About Flu Vaccines
Flu vaccines are updated each year to make sure that they target the currently circulating virus and even when not an exact match, they still provide protection. Seasonal flu vaccines are designed to protect against infection and illness caused by the four flu viruses that research indicates will be most common during the upcoming flu season. While vaccine effectiveness (VE) can vary, recent studies show that flu vaccination reduces the risk of flu illness by between 40% and 60% among the overall population during seasons when most circulating flu viruses are well-matched to those used to make flu vaccines.
Key Facts About Flu Vaccination
- Flu vaccination is often given as a shot in the upper arm.
- Children 6 months through 8 years of age may need 2 doses during a single flu season.
- Higher-dose flu vaccines are recommended for adults 65 years and older.
- The nasal spray vaccine is approved for non-pregnant people 2 through 49 years of age.
- Flu vaccine does not cause flu.
- It takes about 2 weeks for protection to develop after vaccination.
- Everyone 6 months of age and older should get an annual flu vaccine.
Reasons to Get Your Flu Vaccine
- Can keep you from getting sick with flu. Flu vaccine prevents millions of illnesses and flu-related doctor’s visits each year.
- Flu vaccination has been shown to reduce severity of illness in people who get vaccinated but still get sick.
- Flu vaccination can reduce the risk of flu-associated hospitalization.

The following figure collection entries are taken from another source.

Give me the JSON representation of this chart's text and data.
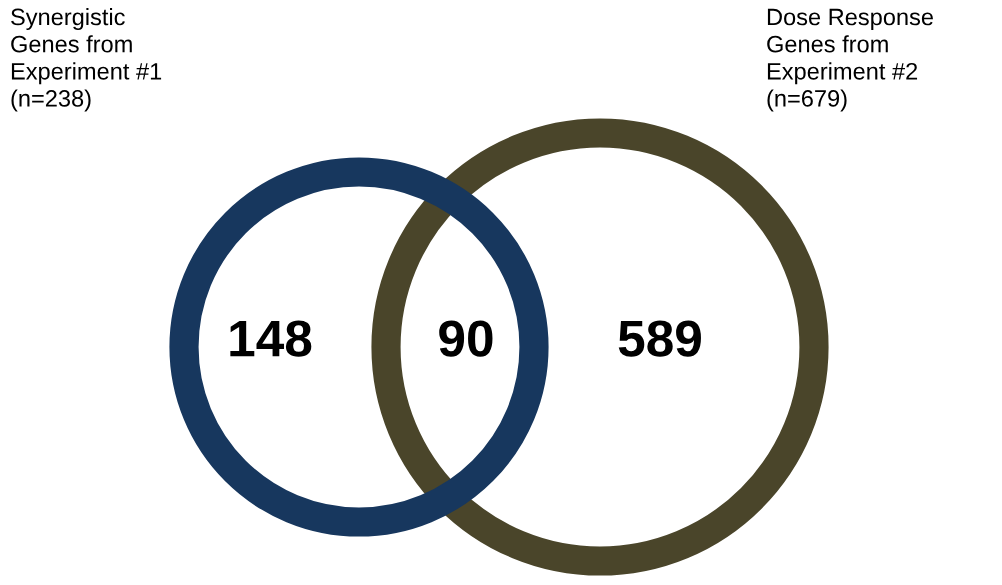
{
  "chart_data": {
    "type": "other",
    "categories": [
      null,
      null,
      null
    ],
    "values": [
      148,
      90,
      589
    ],
    "data_labels": true,
    "annotations": [
      "Synergistic Genes from Experiment #1 (n=238)",
      "Dose Response Genes from Experiment #2 (n=679)"
    ]
  }
}
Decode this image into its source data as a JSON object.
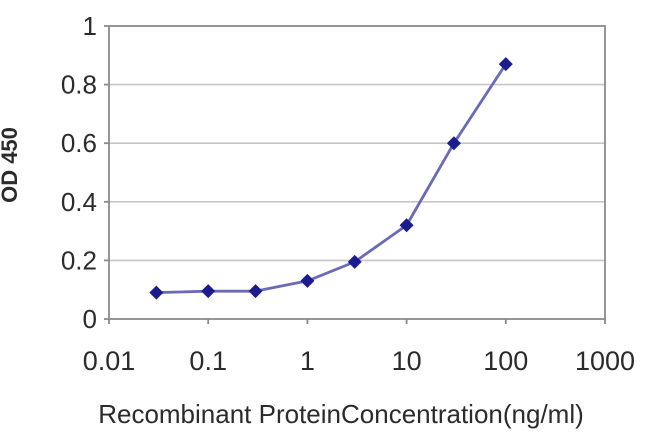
{
  "chart_data": {
    "type": "line",
    "title": "",
    "xlabel": "Recombinant ProteinConcentration(ng/ml)",
    "ylabel": "OD 450",
    "x_scale": "log10",
    "x": [
      0.03,
      0.1,
      0.3,
      1,
      3,
      10,
      30,
      100
    ],
    "y": [
      0.09,
      0.095,
      0.095,
      0.13,
      0.195,
      0.32,
      0.6,
      0.87
    ],
    "xlim": [
      0.01,
      1000
    ],
    "ylim": [
      0,
      1
    ],
    "x_ticks": [
      0.01,
      0.1,
      1,
      10,
      100,
      1000
    ],
    "x_tick_labels": [
      "0.01",
      "0.1",
      "1",
      "10",
      "100",
      "1000"
    ],
    "y_ticks": [
      0,
      0.2,
      0.4,
      0.6,
      0.8,
      1
    ],
    "y_tick_labels": [
      "0",
      "0.2",
      "0.4",
      "0.6",
      "0.8",
      "1"
    ],
    "grid": "horizontal",
    "legend": "none",
    "marker": "diamond",
    "colors": {
      "line": "#6a6ab8",
      "marker": "#1c1c8e",
      "grid": "#c6c6c6",
      "axis": "#8a8a8a",
      "text": "#2b2b2b",
      "background": "#ffffff"
    }
  }
}
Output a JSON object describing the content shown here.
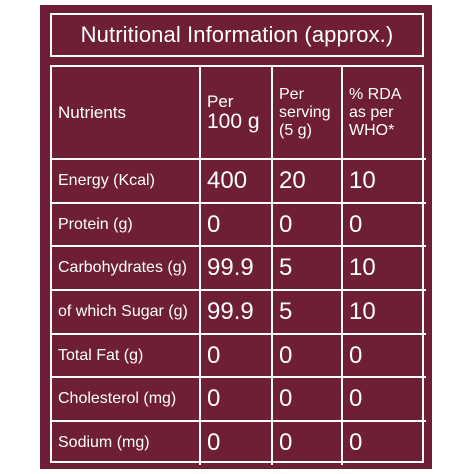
{
  "title": "Nutritional Information (approx.)",
  "headers": {
    "nutrients": "Nutrients",
    "per100_line1": "Per",
    "per100_line2": "100 g",
    "serving_line1": "Per",
    "serving_line2": "serving",
    "serving_line3": "(5 g)",
    "rda_line1": "% RDA",
    "rda_line2": "as per",
    "rda_line3": "WHO*"
  },
  "rows": [
    {
      "nutrient": "Energy (Kcal)",
      "per100": "400",
      "serving": "20",
      "rda": "10"
    },
    {
      "nutrient": "Protein (g)",
      "per100": "0",
      "serving": "0",
      "rda": "0"
    },
    {
      "nutrient": "Carbohydrates (g)",
      "per100": "99.9",
      "serving": "5",
      "rda": "10"
    },
    {
      "nutrient": "of which Sugar (g)",
      "per100": "99.9",
      "serving": "5",
      "rda": "10"
    },
    {
      "nutrient": "Total Fat (g)",
      "per100": "0",
      "serving": "0",
      "rda": "0"
    },
    {
      "nutrient": "Cholesterol (mg)",
      "per100": "0",
      "serving": "0",
      "rda": "0"
    },
    {
      "nutrient": "Sodium (mg)",
      "per100": "0",
      "serving": "0",
      "rda": "0"
    }
  ],
  "colors": {
    "panel": "#6e1f36",
    "text": "#ffffff"
  }
}
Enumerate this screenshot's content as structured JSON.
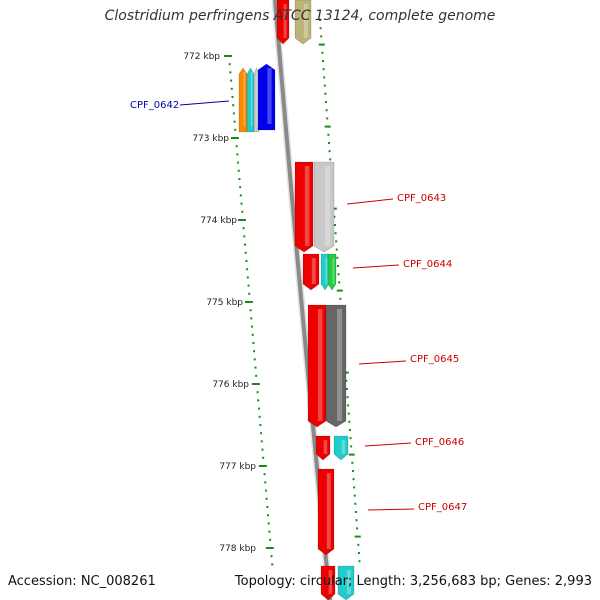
{
  "header": {
    "title": "Clostridium perfringens ATCC 13124, complete genome"
  },
  "footer": {
    "accession": "Accession: NC_008261",
    "summary": "Topology: circular; Length: 3,256,683 bp; Genes: 2,993"
  },
  "scale": {
    "tick_labels": [
      "772 kbp",
      "773 kbp",
      "774 kbp",
      "775 kbp",
      "776 kbp",
      "777 kbp",
      "778 kbp"
    ]
  },
  "genes": [
    {
      "label": "CPF_0642",
      "color": "#0000aa"
    },
    {
      "label": "CPF_0643",
      "color": "#cc0000"
    },
    {
      "label": "CPF_0644",
      "color": "#cc0000"
    },
    {
      "label": "CPF_0645",
      "color": "#cc0000"
    },
    {
      "label": "CPF_0646",
      "color": "#cc0000"
    },
    {
      "label": "CPF_0647",
      "color": "#cc0000"
    }
  ],
  "colors": {
    "backbone": "#8a8a8a",
    "ticks": "#1a8a1a",
    "red": "#ee0000",
    "blue": "#0000ee",
    "orange": "#ff8800",
    "cyan": "#22cccc",
    "green": "#22cc44",
    "light_gray": "#c8c8c8",
    "dark_gray": "#666666",
    "olive": "#bbb377"
  }
}
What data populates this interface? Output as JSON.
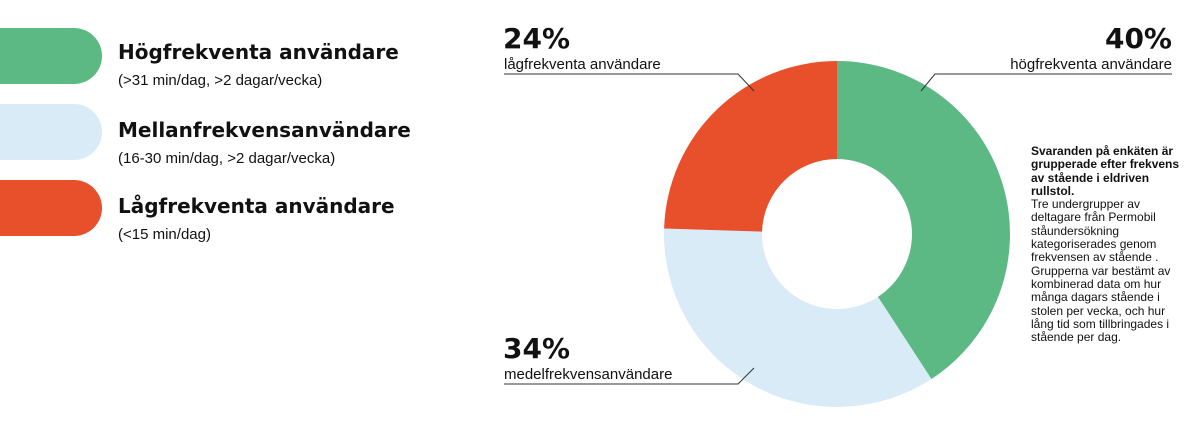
{
  "legend": [
    {
      "title": "Högfrekventa användare",
      "subtitle": "(>31 min/dag, >2 dagar/vecka)",
      "color": "#5cb984"
    },
    {
      "title": "Mellanfrekvensanvändare",
      "subtitle": "(16-30 min/dag, >2 dagar/vecka)",
      "color": "#d8ebf7"
    },
    {
      "title": "Lågfrekventa användare",
      "subtitle": "(<15 min/dag)",
      "color": "#e8502b"
    }
  ],
  "note": {
    "heading": "Svaranden på enkäten är grupperade efter frekvens av stående i eldriven rullstol.",
    "body": "Tre undergrupper av deltagare från Permobil ståundersökning kategoriserades genom frekvensen av stående . Grupperna var bestämt av kombinerad data om hur många dagars stående i stolen per vecka, och hur lång tid som  tillbringades i stående per dag."
  },
  "chart_data": {
    "type": "pie",
    "donut": true,
    "slices": [
      {
        "label": "högfrekventa användare",
        "value": 40,
        "pct_label": "40%",
        "color": "#5cb984"
      },
      {
        "label": "medelfrekvensanvändare",
        "value": 34,
        "pct_label": "34%",
        "color": "#d8ebf7"
      },
      {
        "label": "lågfrekventa användare",
        "value": 24,
        "pct_label": "24%",
        "color": "#e8502b"
      }
    ]
  }
}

- Flu vaccination during pregnancy helps protect pregnant people from flu during and after pregnancy and helps protect their infants from flu in their first few months of life.

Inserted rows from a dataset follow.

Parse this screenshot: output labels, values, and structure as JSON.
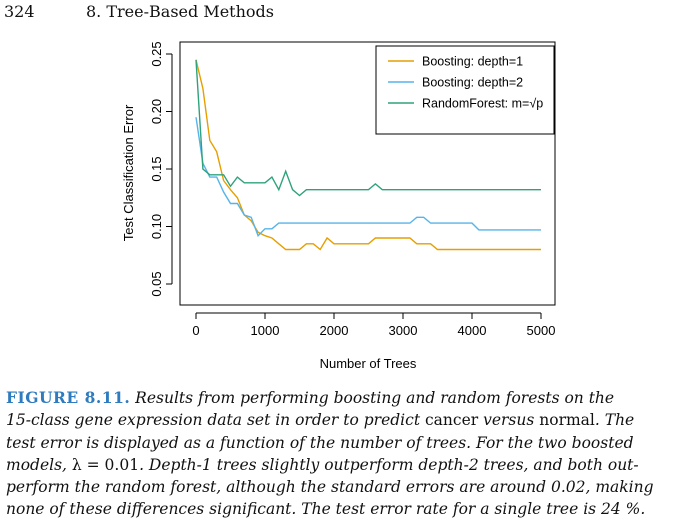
{
  "header": {
    "page_number": "324",
    "chapter": "8.  Tree-Based Methods"
  },
  "colors": {
    "boosting_depth1": "#E69F00",
    "boosting_depth2": "#56B4E9",
    "random_forest": "#2FA27C",
    "caption_label": "#2f7bbf"
  },
  "chart_data": {
    "type": "line",
    "xlabel": "Number of Trees",
    "ylabel": "Test Classification Error",
    "xlim": [
      0,
      5000
    ],
    "ylim": [
      0.05,
      0.25
    ],
    "xticks": [
      0,
      1000,
      2000,
      3000,
      4000,
      5000
    ],
    "xtick_labels": [
      "0",
      "1000",
      "2000",
      "3000",
      "4000",
      "5000"
    ],
    "yticks": [
      0.05,
      0.1,
      0.15,
      0.2,
      0.25
    ],
    "ytick_labels": [
      "0.05",
      "0.10",
      "0.15",
      "0.20",
      "0.25"
    ],
    "legend_position": "top-right",
    "series": [
      {
        "name": "Boosting: depth=1",
        "color": "#E69F00",
        "x": [
          0,
          100,
          200,
          300,
          400,
          500,
          600,
          700,
          800,
          900,
          1000,
          1100,
          1200,
          1300,
          1400,
          1500,
          1600,
          1700,
          1800,
          1900,
          2000,
          2500,
          2600,
          3100,
          3200,
          3400,
          3500,
          5000
        ],
        "y": [
          0.245,
          0.22,
          0.175,
          0.165,
          0.14,
          0.132,
          0.125,
          0.11,
          0.105,
          0.095,
          0.092,
          0.09,
          0.085,
          0.08,
          0.08,
          0.08,
          0.085,
          0.085,
          0.08,
          0.09,
          0.085,
          0.085,
          0.09,
          0.09,
          0.085,
          0.085,
          0.08,
          0.08
        ]
      },
      {
        "name": "Boosting: depth=2",
        "color": "#56B4E9",
        "x": [
          0,
          100,
          200,
          300,
          400,
          500,
          600,
          700,
          800,
          900,
          1000,
          1100,
          1200,
          1300,
          1400,
          2000,
          3000,
          3100,
          3200,
          3300,
          3400,
          3500,
          4000,
          4100,
          5000
        ],
        "y": [
          0.195,
          0.155,
          0.143,
          0.143,
          0.13,
          0.12,
          0.12,
          0.11,
          0.108,
          0.092,
          0.098,
          0.098,
          0.103,
          0.103,
          0.103,
          0.103,
          0.103,
          0.103,
          0.108,
          0.108,
          0.103,
          0.103,
          0.103,
          0.097,
          0.097
        ]
      },
      {
        "name": "RandomForest: m=√p",
        "color": "#2FA27C",
        "x": [
          0,
          100,
          200,
          300,
          400,
          500,
          600,
          700,
          800,
          900,
          1000,
          1100,
          1200,
          1300,
          1400,
          1500,
          1600,
          2000,
          2500,
          2600,
          2700,
          5000
        ],
        "y": [
          0.245,
          0.15,
          0.145,
          0.145,
          0.145,
          0.135,
          0.143,
          0.138,
          0.138,
          0.138,
          0.138,
          0.143,
          0.132,
          0.148,
          0.132,
          0.127,
          0.132,
          0.132,
          0.132,
          0.137,
          0.132,
          0.132
        ]
      }
    ]
  },
  "caption": {
    "label": "FIGURE 8.11.",
    "line1": " Results from performing boosting and random forests on the",
    "line2a": "15-class gene expression data set in order to predict ",
    "up1": "cancer",
    "line2b": " versus ",
    "up2": "normal",
    "line2c": ". The",
    "line3": "test error is displayed as a function of the number of trees. For the two boosted",
    "line4a": "models, ",
    "up3": "λ = 0.01",
    "line4b": ". Depth-1 trees slightly outperform depth-2 trees, and both out-",
    "line5": "perform the random forest, although the standard errors are around 0.02, making",
    "line6": "none of these differences significant. The test error rate for a single tree is 24 %."
  }
}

- Flu vaccine can be lifesaving in children.
- Getting vaccinated yourself may also protect people around you, including those who are more vulnerable to serious flu illness, like babies and young children, older people, and people with certain chronic health conditions.
- Flu vaccination is an important preventive tool for people with certain chronic health conditions.
- Flu vaccination has been associated with lower rates of some cardiac events among people with heart disease, especially among those who have had a cardiac event in the past year.
- Flu vaccination can reduce the risk of a flu-related worsening of chronic lung disease (for example, chronic obstructive pulmonary disease (COPD) requiring hospitalization).
- Among people with diabetes and chronic lung disease, flu vaccination has been shown in separate studies to be associated with reduced hospitalizations from a worsening of their chronic condition.